Posted on 03/20/2009 1:16:34 AM PDT by givemELL
Most of this as-yet-undiscovered problem, Gober says, lies in the area of reinsurance, whereby one insurance company insures the liabilities of another so that the latter doesn't have to carry all the risk on its books. Most major insurance companies use outside firms to reinsure, but the vast majority of AIG's reinsurance contracts are negotiated internally among its affiliates, Gober says, and these internal balance sheets don't add up. The annual report of one major AIG subsidiary, American Home Assurance, shows that it owes $25 billion to another AIG affiliate, National Union Fire, Gober maintains. But American has only $22 billion of total invested assets on its balance sheet, he says, and it has issued another $22 billion in guarantees to the other companies. "The American Home assets and liquidity raise serious questions about their ability to make good on their promise to National Union Fire," says Gober, who has a consulting business devoted to protecting policyholders. Gober says there are numerous other examples of "cooked books" between AIG subsidiaries. Based on the state insurance regulators' own reports detailing unanswered questions, the tally in losses could be hundreds of billions of dollars more than AIG is now acknowledging.

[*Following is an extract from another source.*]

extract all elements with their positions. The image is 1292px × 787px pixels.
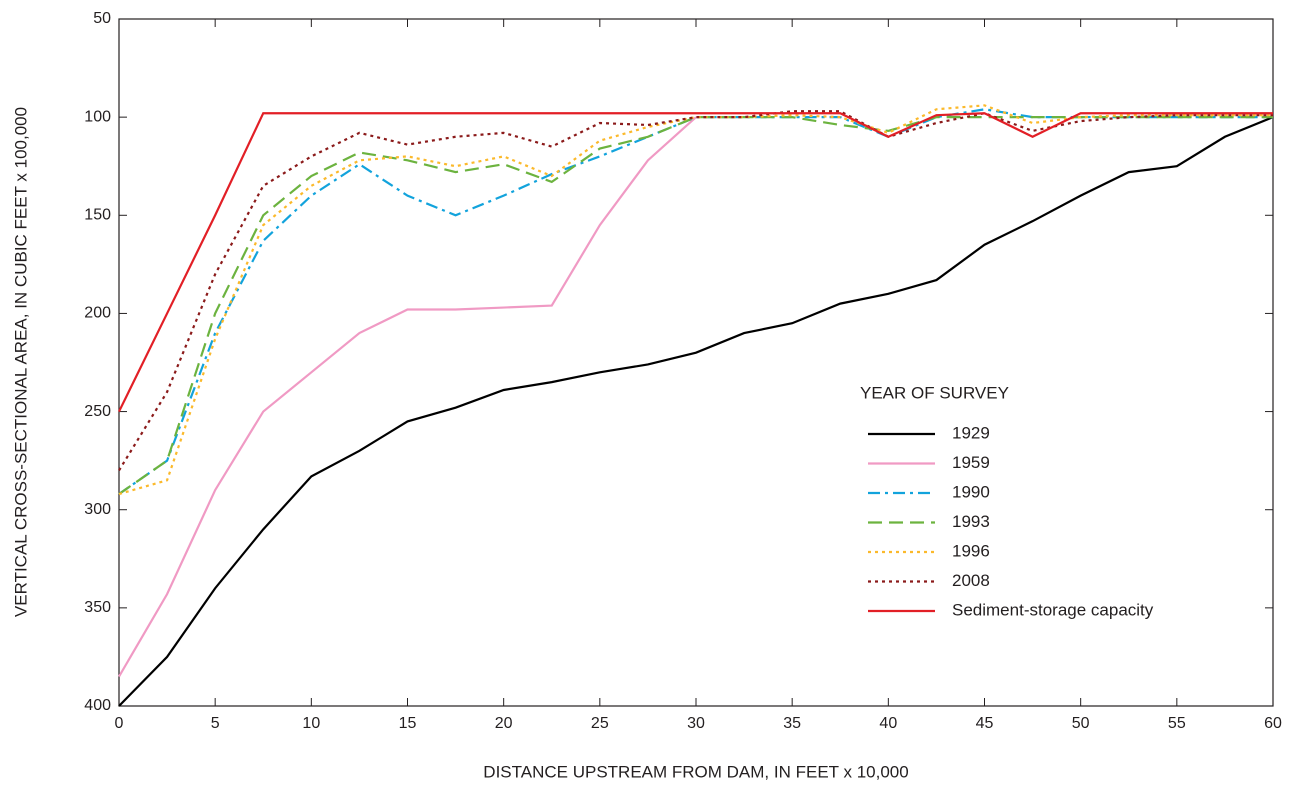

(Excerpt) Read more at newsweek.com ...
The AIG uproar may only be beginning as AIG has such a LARGE international business and tens of billions have already passed thru the AIG CONDUIT to European entities.
The annual report of one major AIG subsidiary, American Home Assurance, shows that it owes $25 billion to another AIG affiliate, National Union Fire, Gober maintains. But American has only $22 billion of total invested assets on its balance sheet, he says, and it has issued another $22 billion in guarantees to the other companies.
"The American Home assets and liquidity raise serious questions about their ability to make good on their promise to National Union Fire,"
You have to wonder where the HELL were the auditors in all of this? Arthur Andersen went down in flames for less than this.
Auditors! We don't have to show you any steeeenkin' auditors! (Cue the socialization of risk enablers/co-conspirators firing bullets at you...demanding you give them YOUR gold.
I will confirm from experience that despite a bureauracy charged with the task, there simply is no oversight of the insurance industry here in the state of Kentucky. I came to realize that the insurers “regulate” our inspectors. Especially their junkets, luncheon dates, tee times, etc. Perhaps that charade worked back in the day when the industry tended to clean up their own mess.